As Staphylococcus aureus is becoming more resistant to antibiotics, new antimicrobials are urgently required and phage therapy should be considered. Phages are more specific than antibiotics, do not harm commensal microbiota, modulate immunity in vivo and can degrade biofilms. Although phage-resistant strains are emerging, the high frequency of mutations and polymorphism allows phages to naturally overcome the resistance by coevolving more infective. Under laboratory conditions, the infectivity of phages to a given host can be further increased by repeated propagation through experimental evolution, i.e., phage training.
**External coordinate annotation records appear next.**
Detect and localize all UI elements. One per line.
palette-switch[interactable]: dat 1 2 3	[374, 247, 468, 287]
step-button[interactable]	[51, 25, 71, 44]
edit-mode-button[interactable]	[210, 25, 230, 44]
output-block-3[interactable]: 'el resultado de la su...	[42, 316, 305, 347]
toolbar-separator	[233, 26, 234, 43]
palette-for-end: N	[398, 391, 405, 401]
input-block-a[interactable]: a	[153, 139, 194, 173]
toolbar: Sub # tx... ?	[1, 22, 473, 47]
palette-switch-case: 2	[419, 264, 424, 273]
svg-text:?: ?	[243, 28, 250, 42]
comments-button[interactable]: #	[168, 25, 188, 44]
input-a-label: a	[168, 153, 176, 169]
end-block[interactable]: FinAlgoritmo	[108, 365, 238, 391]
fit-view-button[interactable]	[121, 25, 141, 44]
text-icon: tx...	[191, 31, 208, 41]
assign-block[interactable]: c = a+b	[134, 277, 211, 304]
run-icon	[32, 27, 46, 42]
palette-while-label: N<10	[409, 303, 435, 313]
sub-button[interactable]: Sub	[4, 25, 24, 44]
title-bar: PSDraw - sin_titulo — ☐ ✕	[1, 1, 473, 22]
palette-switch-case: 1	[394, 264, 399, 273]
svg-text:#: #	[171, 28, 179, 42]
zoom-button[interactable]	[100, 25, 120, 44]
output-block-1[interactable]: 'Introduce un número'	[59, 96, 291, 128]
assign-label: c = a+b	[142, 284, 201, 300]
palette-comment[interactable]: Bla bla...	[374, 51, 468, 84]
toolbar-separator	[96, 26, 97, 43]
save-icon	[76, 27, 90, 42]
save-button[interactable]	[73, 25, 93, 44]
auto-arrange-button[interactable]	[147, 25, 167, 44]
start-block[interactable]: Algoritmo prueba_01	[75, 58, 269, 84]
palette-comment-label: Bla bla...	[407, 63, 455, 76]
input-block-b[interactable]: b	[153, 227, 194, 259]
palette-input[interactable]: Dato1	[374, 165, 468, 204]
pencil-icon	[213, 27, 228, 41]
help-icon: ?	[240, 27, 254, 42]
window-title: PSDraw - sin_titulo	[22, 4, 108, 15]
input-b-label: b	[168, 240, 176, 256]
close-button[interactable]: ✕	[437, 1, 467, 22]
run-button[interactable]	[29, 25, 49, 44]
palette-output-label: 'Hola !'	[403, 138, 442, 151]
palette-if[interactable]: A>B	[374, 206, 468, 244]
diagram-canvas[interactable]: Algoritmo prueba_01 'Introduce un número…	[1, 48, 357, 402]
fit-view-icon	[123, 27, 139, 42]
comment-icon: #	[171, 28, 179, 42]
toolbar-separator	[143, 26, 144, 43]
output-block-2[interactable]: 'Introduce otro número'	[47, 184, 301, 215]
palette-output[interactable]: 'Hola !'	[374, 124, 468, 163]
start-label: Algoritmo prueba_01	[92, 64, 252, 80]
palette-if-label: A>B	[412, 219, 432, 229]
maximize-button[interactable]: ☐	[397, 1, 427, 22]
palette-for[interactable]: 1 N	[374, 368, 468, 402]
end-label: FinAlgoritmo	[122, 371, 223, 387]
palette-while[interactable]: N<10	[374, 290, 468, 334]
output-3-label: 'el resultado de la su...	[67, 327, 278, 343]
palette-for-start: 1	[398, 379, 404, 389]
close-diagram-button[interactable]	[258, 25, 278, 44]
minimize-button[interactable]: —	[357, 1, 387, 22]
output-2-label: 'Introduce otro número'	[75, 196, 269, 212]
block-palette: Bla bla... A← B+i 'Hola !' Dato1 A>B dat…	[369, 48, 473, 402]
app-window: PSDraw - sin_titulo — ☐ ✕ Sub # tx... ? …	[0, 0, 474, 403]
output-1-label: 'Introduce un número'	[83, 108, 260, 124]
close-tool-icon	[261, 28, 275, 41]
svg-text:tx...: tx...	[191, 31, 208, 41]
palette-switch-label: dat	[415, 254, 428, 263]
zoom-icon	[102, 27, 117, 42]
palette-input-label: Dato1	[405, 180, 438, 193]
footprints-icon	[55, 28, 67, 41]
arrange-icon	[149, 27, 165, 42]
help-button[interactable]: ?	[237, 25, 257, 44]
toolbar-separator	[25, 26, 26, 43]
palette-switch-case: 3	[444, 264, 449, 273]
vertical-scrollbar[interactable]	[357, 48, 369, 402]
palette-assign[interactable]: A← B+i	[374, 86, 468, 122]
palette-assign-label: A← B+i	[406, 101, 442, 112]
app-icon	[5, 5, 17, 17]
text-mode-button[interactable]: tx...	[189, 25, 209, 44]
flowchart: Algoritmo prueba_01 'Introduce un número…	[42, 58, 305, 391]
Moreover, the efficacy of clinical antibiotics can be improved via phage-antibiotic synergy (PAS), as phages can re-sensitize resistant strains to antibiotics. Several studies have addressed PAS, usually focusing on effective combinations or mechanisms of action. However, approaches that use phage training to increase the efficacy of PAS are lacking. Moreover, PAS is often studied on monocultures instead of bacterial communities that are more typical for clinical infections. The aim of the internship is to set up a new approach to use experimental evolution to increase the efficacy of PAS in polymicrobial communities in Friman lab. Proximate mechanisms will be studied by exploring genomic changes in pathogens and their phages, focusing on long-read sequencing pipelines. Results will be published in a scientific journal and used for a joint grant proposal to continue collaboration in the future.